From industry media to your hometown newspaper, news about the push for transparency in healthcare pricing is hard to miss these days. What is important to understand is that this emphasis on transparency is here to stay. The next step—indeed, the only step—for healthcare organizations is to embrace this new environment.
The Healthcare Financial Management Association has been beating the drum on transparency for years. Our Patient Friendly Billing project and other HFMA resources have helped all healthcare stakeholders—hospitals, physicians, payers, employers, governments and consumers—to understand and address the barriers that stand between the current system and positive patient financial interactions, tackling issues ranging from rational pricing to providing estimates of patient payment responsibility to communicating about financial assistance.
Despite these efforts, an ugly fact remains. Americans overwhelmingly view healthcare pricing as confusing, convoluted and even secretive. When patients call healthcare organizations to inquire about the price of a procedure, providers are often unable or unwilling to provide that information. What has created this situation? It is a number of factors, from government regulations to antitrust legislation to institutional cultures.

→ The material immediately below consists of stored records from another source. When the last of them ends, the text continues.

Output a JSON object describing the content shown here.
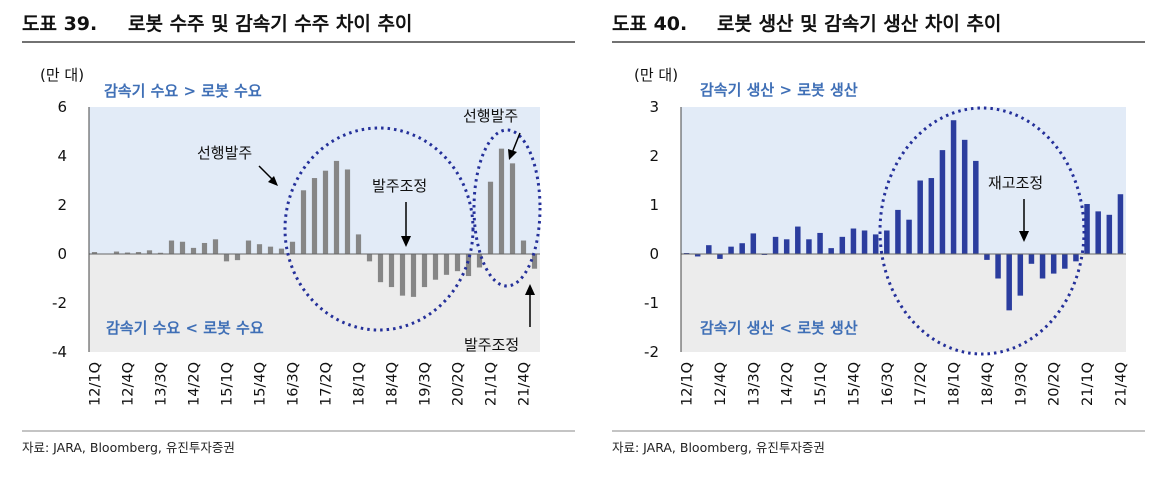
{
  "colors": {
    "positive_band": "#e2ebf7",
    "negative_band": "#ececec",
    "bar_left": "#868686",
    "bar_right": "#2b3d9e",
    "zone_text": "#3f6fb6",
    "ellipse": "#24309a"
  },
  "chart_data": [
    {
      "type": "bar",
      "figure_label": "도표 39.",
      "title": "로봇 수주 및 감속기 수주 차이 추이",
      "unit": "(만 대)",
      "ylim": [
        -4,
        6
      ],
      "yticks": [
        "6",
        "4",
        "2",
        "0",
        "-2",
        "-4"
      ],
      "quarters_start": "2012-Q1",
      "values": [
        0.08,
        0.02,
        0.1,
        0.06,
        0.08,
        0.15,
        0.05,
        0.55,
        0.5,
        0.25,
        0.45,
        0.6,
        -0.3,
        -0.25,
        0.55,
        0.4,
        0.3,
        0.22,
        0.5,
        2.6,
        3.1,
        3.4,
        3.8,
        3.45,
        0.8,
        -0.3,
        -1.15,
        -1.35,
        -1.7,
        -1.75,
        -1.35,
        -1.05,
        -0.85,
        -0.7,
        -0.9,
        -0.55,
        2.95,
        4.3,
        3.7,
        0.55,
        -0.6
      ],
      "xtick_labels": [
        "12/1Q",
        "12/4Q",
        "13/3Q",
        "14/2Q",
        "15/1Q",
        "15/4Q",
        "16/3Q",
        "17/2Q",
        "18/1Q",
        "18/4Q",
        "19/3Q",
        "20/2Q",
        "21/1Q",
        "21/4Q"
      ],
      "zone_top": "감속기 수요 > 로봇 수요",
      "zone_bottom": "감속기 수요 < 로봇 수요",
      "annotations": [
        "선행발주",
        "발주조정",
        "선행발주",
        "발주조정"
      ],
      "source": "자료: JARA, Bloomberg, 유진투자증권"
    },
    {
      "type": "bar",
      "figure_label": "도표 40.",
      "title": "로봇 생산 및 감속기 생산 차이 추이",
      "unit": "(만 대)",
      "ylim": [
        -2,
        3
      ],
      "yticks": [
        "3",
        "2",
        "1",
        "0",
        "-1",
        "-2"
      ],
      "quarters_start": "2012-Q1",
      "values": [
        0.02,
        -0.05,
        0.18,
        -0.1,
        0.15,
        0.22,
        0.42,
        -0.02,
        0.35,
        0.3,
        0.56,
        0.3,
        0.43,
        0.12,
        0.35,
        0.52,
        0.48,
        0.4,
        0.48,
        0.9,
        0.7,
        1.5,
        1.55,
        2.12,
        2.73,
        2.33,
        1.9,
        -0.12,
        -0.5,
        -1.15,
        -0.85,
        -0.2,
        -0.5,
        -0.4,
        -0.3,
        -0.15,
        1.02,
        0.87,
        0.8,
        1.22
      ],
      "xtick_labels": [
        "12/1Q",
        "12/4Q",
        "13/3Q",
        "14/2Q",
        "15/1Q",
        "15/4Q",
        "16/3Q",
        "17/2Q",
        "18/1Q",
        "18/4Q",
        "19/3Q",
        "20/2Q",
        "21/1Q",
        "21/4Q"
      ],
      "zone_top": "감속기 생산 > 로봇 생산",
      "zone_bottom": "감속기 생산 < 로봇 생산",
      "annotations": [
        "재고조정"
      ],
      "source": "자료: JARA, Bloomberg, 유진투자증권"
    }
  ]
}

The overwhelming majority of healthcare professionals are good, rational actors who are simply doing their best to function in a system that has become absurd. Today, nearly half of hospital revenue comes from Medicare, Medicaid and other government programs, yet the majority of providers lose money on these patients. Hospitals also often lose money in the course of providing vital services that communities demand, such as burn units and inpatient psychiatric units. As in other business environments, shortfalls such as these must result in price adjustments elsewhere. In the case of healthcare, the goal is simply to achieve a modest margin—enough to ensure an organization has the financial health to make the investments necessary for high-quality care.